3. En l’espèce, il n’est pas contredit par les pièces versées à l’instruction que Mme C… n’a reçu aucune offre d’hébergement adaptée à ses besoins. Ainsi l’administration, en ne proposant pas de solution d’hébergement adaptée aux besoins du demandeur dont le dossier a été reconnu prioritaire et urgent, a commis une faute de nature à engager sa responsabilité pour la période du 8 juin 2023, date limite à laquelle elle était tenue de lui faire une offre, à la date de la présente décision.
4. Il n’est pas contesté en défense que Mme C… a été maintenue dans une situation de précarité et sans solution d’hébergement. Dans les circonstances de l’espèce et en tenant compte que la requérante se maintient en France malgré un arrêté du 28 octobre 2024 par lequel la préfète de l’Isère lui a refusé un titre de séjour, fait obligation de quitter le territoire français dans un délai de 30 jours et lui a interdit le retour sur le territoire français pendant une durée d’un an, dont la légalité a été reconnue par un jugement du tribunal administratif du 7 octobre 2025, il sera fait une juste appréciation des préjudices de toute nature de Mme C… en condamnant l’Etat à lui verser la somme de 3 000 euros tous intérêts confondus.

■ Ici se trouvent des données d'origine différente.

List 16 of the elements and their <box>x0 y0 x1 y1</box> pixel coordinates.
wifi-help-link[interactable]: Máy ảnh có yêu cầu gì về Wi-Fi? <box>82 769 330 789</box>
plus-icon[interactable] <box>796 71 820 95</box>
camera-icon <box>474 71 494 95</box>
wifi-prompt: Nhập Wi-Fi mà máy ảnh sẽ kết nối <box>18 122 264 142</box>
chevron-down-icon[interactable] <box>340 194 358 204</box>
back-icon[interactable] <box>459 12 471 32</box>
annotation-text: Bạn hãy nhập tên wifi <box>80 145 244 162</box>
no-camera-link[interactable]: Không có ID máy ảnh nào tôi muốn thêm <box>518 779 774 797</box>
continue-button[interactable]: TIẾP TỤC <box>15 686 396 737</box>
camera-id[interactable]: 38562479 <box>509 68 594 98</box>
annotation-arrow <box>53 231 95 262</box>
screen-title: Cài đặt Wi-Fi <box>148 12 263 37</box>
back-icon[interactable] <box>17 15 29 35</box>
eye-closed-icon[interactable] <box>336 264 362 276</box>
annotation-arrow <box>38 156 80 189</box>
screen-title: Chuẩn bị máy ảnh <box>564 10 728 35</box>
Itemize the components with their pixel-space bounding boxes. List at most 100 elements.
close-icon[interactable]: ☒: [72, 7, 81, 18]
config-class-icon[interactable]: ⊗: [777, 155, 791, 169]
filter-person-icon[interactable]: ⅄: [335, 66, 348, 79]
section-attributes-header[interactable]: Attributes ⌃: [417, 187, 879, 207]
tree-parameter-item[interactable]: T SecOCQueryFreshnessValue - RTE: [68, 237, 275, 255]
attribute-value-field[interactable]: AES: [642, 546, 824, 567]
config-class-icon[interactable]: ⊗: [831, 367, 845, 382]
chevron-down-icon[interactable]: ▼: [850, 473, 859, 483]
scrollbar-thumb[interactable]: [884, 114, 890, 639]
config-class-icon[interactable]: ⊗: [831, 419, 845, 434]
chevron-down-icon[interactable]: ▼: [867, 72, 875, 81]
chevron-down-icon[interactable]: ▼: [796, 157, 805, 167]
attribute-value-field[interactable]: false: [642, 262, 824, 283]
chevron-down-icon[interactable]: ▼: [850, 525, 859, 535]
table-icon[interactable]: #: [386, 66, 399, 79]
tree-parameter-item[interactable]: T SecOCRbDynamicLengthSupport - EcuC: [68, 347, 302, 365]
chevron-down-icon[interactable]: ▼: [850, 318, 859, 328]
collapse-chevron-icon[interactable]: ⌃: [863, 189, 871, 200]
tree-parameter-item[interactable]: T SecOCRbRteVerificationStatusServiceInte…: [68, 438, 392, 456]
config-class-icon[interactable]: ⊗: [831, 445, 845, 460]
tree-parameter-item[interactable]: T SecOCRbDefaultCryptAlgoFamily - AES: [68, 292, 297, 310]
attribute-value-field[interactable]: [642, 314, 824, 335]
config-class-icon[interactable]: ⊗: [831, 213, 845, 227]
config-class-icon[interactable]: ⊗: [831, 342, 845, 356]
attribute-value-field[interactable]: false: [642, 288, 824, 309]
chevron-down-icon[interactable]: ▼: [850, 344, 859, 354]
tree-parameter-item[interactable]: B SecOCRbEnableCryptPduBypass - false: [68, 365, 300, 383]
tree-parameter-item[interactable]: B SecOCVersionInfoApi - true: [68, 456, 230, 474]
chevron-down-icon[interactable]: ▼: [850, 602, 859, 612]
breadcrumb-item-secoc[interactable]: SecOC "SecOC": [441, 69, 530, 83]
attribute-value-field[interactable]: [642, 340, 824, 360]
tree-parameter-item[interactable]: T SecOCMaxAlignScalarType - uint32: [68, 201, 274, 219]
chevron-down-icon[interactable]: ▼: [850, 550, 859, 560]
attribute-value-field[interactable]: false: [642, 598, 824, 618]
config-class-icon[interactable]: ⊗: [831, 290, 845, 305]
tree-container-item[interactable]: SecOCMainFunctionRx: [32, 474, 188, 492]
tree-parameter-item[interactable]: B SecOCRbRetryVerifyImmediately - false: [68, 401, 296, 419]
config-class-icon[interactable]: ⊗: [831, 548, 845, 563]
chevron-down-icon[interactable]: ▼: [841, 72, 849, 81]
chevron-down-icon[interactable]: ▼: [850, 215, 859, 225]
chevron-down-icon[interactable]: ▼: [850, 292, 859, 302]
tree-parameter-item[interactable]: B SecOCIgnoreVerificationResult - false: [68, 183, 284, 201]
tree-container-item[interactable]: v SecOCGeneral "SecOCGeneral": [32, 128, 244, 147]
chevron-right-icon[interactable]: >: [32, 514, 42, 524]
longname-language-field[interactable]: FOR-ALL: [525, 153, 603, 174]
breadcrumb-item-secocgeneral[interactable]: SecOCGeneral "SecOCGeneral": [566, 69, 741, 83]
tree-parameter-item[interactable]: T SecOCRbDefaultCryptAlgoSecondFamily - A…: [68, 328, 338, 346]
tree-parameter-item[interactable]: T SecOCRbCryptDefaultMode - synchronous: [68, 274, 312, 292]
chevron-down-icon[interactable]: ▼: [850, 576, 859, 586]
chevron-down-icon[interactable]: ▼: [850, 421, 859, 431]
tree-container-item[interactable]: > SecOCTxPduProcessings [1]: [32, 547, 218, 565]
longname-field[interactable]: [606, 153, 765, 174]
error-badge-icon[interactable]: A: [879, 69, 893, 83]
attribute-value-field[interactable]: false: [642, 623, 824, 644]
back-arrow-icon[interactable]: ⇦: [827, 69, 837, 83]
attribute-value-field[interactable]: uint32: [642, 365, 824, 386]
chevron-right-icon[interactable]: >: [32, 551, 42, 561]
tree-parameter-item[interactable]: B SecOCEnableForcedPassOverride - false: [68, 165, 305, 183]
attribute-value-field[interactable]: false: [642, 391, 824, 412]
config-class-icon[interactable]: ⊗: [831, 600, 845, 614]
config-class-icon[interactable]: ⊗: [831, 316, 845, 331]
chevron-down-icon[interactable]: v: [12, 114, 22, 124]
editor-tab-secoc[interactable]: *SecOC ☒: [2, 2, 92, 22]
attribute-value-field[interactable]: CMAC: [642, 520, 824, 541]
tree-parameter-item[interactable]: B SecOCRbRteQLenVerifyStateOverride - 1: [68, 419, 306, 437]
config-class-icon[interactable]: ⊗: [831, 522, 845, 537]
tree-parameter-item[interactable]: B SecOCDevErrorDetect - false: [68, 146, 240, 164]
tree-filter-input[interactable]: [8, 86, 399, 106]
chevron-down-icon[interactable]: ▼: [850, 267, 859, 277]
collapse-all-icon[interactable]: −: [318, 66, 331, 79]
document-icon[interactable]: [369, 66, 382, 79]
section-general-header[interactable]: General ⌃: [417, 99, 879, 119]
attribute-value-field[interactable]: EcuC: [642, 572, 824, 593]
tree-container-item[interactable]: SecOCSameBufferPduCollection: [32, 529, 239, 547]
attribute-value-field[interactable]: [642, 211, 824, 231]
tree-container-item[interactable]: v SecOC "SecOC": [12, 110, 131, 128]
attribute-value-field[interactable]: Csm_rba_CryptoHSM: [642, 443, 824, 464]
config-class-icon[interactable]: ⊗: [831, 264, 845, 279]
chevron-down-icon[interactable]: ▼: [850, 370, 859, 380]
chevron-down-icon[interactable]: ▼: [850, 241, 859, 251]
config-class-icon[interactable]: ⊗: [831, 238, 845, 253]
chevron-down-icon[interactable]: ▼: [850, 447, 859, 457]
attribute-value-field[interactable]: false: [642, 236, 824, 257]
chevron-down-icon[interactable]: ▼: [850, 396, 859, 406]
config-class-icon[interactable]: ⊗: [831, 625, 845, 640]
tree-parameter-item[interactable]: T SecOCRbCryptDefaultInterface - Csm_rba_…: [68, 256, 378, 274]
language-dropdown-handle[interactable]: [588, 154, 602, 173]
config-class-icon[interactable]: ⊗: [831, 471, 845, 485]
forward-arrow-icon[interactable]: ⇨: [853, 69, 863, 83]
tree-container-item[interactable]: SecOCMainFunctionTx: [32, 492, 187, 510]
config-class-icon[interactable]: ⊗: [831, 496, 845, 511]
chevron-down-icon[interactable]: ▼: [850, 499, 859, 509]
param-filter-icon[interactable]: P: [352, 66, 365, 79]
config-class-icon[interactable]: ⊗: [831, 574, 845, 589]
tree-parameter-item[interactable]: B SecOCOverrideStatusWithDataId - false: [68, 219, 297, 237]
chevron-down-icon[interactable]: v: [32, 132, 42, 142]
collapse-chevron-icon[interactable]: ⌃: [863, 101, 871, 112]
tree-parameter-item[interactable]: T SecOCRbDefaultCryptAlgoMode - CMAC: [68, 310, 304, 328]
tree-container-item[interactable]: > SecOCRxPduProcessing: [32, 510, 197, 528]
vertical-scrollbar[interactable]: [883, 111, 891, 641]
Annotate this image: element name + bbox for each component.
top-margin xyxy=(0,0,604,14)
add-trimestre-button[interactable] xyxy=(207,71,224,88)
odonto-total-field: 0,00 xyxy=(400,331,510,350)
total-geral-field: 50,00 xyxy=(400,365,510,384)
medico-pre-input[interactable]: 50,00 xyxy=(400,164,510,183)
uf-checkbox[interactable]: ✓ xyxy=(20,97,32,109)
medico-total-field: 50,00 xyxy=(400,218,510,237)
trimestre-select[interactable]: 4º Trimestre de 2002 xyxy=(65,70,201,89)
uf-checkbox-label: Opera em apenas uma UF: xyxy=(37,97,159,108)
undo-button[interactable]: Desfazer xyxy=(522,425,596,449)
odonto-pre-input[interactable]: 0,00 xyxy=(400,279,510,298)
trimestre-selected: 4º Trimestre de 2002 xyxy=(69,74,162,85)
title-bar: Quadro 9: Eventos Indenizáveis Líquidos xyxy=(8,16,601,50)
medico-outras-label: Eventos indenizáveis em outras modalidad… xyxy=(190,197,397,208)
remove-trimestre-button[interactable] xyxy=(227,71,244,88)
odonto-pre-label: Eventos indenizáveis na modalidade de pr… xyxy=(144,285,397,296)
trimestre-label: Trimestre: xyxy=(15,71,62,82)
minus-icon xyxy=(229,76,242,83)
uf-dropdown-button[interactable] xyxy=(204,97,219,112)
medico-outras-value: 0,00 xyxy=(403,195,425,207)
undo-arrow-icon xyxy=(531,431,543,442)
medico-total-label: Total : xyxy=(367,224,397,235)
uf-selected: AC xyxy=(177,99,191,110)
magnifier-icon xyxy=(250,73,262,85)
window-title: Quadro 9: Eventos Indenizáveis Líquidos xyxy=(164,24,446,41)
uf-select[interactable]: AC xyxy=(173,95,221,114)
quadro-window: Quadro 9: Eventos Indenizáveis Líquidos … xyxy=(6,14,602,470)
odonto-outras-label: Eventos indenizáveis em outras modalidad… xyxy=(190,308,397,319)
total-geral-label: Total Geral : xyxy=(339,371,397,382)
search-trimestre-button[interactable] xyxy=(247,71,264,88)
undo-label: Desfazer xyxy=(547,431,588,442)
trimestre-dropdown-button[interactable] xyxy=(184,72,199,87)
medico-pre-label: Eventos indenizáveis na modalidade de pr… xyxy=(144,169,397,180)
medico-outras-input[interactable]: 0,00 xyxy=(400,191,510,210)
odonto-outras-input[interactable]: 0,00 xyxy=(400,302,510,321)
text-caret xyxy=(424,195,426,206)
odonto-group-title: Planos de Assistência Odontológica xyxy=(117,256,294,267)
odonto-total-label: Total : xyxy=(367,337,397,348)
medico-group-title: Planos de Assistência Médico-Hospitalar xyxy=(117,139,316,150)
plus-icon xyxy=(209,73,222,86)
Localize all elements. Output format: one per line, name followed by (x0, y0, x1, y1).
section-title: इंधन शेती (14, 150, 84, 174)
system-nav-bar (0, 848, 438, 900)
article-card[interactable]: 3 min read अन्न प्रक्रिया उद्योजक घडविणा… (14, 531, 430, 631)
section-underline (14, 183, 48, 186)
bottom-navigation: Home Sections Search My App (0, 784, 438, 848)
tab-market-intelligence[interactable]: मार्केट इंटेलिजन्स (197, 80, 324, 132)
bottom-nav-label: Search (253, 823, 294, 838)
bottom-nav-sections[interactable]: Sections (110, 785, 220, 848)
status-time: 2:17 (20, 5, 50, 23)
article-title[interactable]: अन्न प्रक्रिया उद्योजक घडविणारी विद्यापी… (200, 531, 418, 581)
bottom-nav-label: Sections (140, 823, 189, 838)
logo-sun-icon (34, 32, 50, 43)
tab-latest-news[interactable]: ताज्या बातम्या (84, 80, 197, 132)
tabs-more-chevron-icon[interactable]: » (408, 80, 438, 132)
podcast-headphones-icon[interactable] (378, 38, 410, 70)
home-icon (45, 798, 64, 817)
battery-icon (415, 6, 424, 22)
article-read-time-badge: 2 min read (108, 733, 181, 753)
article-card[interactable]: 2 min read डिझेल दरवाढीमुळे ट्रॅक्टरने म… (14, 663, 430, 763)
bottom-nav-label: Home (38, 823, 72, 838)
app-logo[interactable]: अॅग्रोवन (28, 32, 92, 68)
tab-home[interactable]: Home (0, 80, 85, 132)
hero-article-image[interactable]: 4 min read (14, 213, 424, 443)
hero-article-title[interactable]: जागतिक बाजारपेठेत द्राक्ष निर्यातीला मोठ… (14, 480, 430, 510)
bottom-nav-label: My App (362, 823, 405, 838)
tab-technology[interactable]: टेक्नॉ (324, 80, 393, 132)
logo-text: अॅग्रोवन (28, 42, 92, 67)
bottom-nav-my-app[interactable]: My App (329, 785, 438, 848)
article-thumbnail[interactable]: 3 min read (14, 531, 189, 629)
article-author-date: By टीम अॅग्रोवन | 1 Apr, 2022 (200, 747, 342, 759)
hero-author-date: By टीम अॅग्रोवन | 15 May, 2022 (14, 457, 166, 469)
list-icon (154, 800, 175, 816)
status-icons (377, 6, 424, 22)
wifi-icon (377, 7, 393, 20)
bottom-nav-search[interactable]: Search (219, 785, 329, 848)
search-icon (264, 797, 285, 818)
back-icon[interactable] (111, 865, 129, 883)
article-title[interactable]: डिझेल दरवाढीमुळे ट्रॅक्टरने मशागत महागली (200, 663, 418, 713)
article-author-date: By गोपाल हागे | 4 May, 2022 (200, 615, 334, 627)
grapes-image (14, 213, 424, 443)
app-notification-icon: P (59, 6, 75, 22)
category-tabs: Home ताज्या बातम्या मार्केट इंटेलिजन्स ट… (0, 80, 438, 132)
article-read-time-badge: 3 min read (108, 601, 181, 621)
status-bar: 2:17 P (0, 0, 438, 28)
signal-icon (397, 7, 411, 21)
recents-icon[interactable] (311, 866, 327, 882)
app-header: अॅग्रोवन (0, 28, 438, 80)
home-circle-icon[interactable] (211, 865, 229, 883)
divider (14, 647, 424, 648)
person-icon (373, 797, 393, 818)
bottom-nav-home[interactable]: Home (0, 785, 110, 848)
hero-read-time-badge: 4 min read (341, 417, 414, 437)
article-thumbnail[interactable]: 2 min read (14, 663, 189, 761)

Sur les frais liés au litige :
5. Mme C… a obtenu le bénéfice de l’aide juridictionnelle totale. Par suite, son avocate peut se prévaloir des dispositions des articles L. 761-1 du code de justice administrative et 37 de la loi du 10 juillet 1991. Il y a lieu, dans les circonstances de l’espèce, et sous réserve que Me Poret, avocate de Mme C…, renonce à percevoir la somme correspondant à la part contributive de l’État, de mettre à la charge de l’Etat le versement à Me Poret d’une somme de 900 euros.
D E C I D E :
Article 1er : L’Etat est condamné à verser à Mme C… la somme de 3 000 euros tous intérêts compris.
Article 2 : L’Etat versera à Me Poret une somme de 900 euros en application des dispositions du deuxième alinéa de l’article 37 de la loi du 10 juillet 1991, sous réserve que Me Poret renonce à percevoir la somme correspondant à la part contributive de l’Etat.
Article 3 : Le surplus des conclusions de la requête est rejeté.
Article 4 : Le présent jugement sera notifié à Mme B… C…, à Me Poret et au ministre de la ville et du logement.
Copie en sera adressée à la préfète de l’Isère.
Rendu public par mise à disposition au greffe le 17 novembre 2025.
Le président,
J-P. A…
La greffière,
A. ZANON
La République mande et ordonne au ministre de la ville et du logement en ce qui le concerne ou à tous commissaires de justice à ce requis en ce qui concerne les voies de droit commun contre les parties privées, de pourvoir à l’exécution de la présente décision.